Hartmann had indeed reminded himself of his daughters: they had not been out of his thoughts all day. Although he had not mentioned them to Toni, not even indirectly, he was constantly thinking of them, now of the two of them together, now of each one separately. Beate, the elder, was nine, and she was old enough to realize that Daddy and Mummy were angry with one another. But Renate, who was only seven, had not yet noticed anything. When the atmosphere at home had become too strained, Toni’s aunt had come and taken the children to live with her in the country, and they didn’t know that Daddy and Mummy…. Before Hartmann could pursue his thought to the end, he saw Beate’s eyes, the way they had looked when she had seen Daddy and Mummy quarreling for the first time, Her childish curiosity had been mingled with dull surprise at the sight of grownups quarreling. Hartmann had hung his head before his daughter’s eyes as they grew dark with sorrow and her mouth assumed an expression of voiceless anguish. Then she had lowered her eyelashes and gone out.

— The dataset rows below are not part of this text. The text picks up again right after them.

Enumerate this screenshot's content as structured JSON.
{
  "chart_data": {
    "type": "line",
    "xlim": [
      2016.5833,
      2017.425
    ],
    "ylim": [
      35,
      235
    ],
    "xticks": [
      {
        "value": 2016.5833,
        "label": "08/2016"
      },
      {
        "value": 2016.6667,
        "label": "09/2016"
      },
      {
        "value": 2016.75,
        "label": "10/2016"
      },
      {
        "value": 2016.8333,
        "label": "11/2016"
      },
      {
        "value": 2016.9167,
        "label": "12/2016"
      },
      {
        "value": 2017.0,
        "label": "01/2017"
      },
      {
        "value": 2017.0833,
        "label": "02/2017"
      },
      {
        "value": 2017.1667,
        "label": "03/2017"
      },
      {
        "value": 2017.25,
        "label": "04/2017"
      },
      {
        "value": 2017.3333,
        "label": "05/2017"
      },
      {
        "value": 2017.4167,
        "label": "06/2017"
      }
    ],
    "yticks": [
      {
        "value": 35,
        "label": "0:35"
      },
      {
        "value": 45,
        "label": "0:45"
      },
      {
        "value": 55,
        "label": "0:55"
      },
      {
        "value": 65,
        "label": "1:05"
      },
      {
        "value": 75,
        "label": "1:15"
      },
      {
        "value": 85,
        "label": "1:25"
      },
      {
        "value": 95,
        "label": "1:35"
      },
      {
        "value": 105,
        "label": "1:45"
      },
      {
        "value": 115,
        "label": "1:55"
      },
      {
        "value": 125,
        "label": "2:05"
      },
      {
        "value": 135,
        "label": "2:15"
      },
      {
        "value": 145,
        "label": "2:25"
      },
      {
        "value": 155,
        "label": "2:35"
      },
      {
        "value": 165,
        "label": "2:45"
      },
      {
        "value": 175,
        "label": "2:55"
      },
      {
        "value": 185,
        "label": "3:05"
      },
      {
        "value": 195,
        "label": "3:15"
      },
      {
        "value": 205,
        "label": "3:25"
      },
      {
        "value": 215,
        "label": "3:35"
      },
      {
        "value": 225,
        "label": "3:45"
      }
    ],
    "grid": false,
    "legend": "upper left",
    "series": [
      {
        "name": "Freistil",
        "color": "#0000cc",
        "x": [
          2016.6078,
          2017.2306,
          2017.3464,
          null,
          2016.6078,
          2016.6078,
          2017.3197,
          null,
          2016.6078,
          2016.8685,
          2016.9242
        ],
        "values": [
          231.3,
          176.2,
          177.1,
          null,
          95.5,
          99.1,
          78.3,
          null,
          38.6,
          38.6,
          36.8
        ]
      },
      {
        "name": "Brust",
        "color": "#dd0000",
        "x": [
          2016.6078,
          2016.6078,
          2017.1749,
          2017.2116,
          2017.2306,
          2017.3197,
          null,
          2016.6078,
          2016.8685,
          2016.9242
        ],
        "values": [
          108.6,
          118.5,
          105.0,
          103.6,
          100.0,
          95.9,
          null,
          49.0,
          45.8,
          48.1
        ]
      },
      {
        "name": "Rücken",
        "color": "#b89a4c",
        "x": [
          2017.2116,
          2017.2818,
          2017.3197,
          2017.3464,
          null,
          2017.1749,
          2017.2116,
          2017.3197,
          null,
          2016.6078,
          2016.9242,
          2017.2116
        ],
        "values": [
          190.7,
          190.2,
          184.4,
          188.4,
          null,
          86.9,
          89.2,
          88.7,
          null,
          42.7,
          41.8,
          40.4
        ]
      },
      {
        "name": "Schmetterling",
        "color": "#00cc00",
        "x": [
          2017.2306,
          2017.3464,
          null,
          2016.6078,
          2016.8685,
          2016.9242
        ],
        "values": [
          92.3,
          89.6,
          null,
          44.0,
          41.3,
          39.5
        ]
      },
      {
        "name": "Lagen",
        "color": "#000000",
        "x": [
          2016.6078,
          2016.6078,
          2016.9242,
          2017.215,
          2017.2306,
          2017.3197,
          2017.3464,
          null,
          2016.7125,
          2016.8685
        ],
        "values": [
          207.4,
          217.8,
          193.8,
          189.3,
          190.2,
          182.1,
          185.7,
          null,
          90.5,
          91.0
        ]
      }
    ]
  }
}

Once again Hartmann felt the need to do something. Not knowing what to do, he removed his hat, mopped his brow, wiped the leather band inside his hat, and put it back on his head. Toni grew sad: she felt as if she were responsible for all his troubles. She took the parasol which Svirsh had hung from her belt and toyed with it. Meanwhile Hartmann had begun talking again. He made no reference whatever to the day’s events, but they were all reflected in his voice. Toni answered him vaguely. If she were aware of what she was saying, she would have noticed that she, too, was talking to no particular purpose. But Hartmann accepted her replies as if they were to the point.
A little girl approached them and held out a bunch of asters to Hartmann. Perceiving her intention, he took out his purse and threw her a silver coin. The child put the coin in her mouth but did not move. Hartmann looked at Toni inquiringly: What could the child be wanting now? Toni stretched out her hand and took the flowers, inhaled their scent, and said, “Thank you, my dear.” The girl twisted one leg around the other, rocked back and forth, and then went away. Toni looked affectionately at her retreating figure, a sad smile on her lips. “Ah,” said Hartmann smiling, “she’s an honest little trader. If she gets money, she has to give goods in exchange. Well, this is one transaction I’ve emerged from safely.”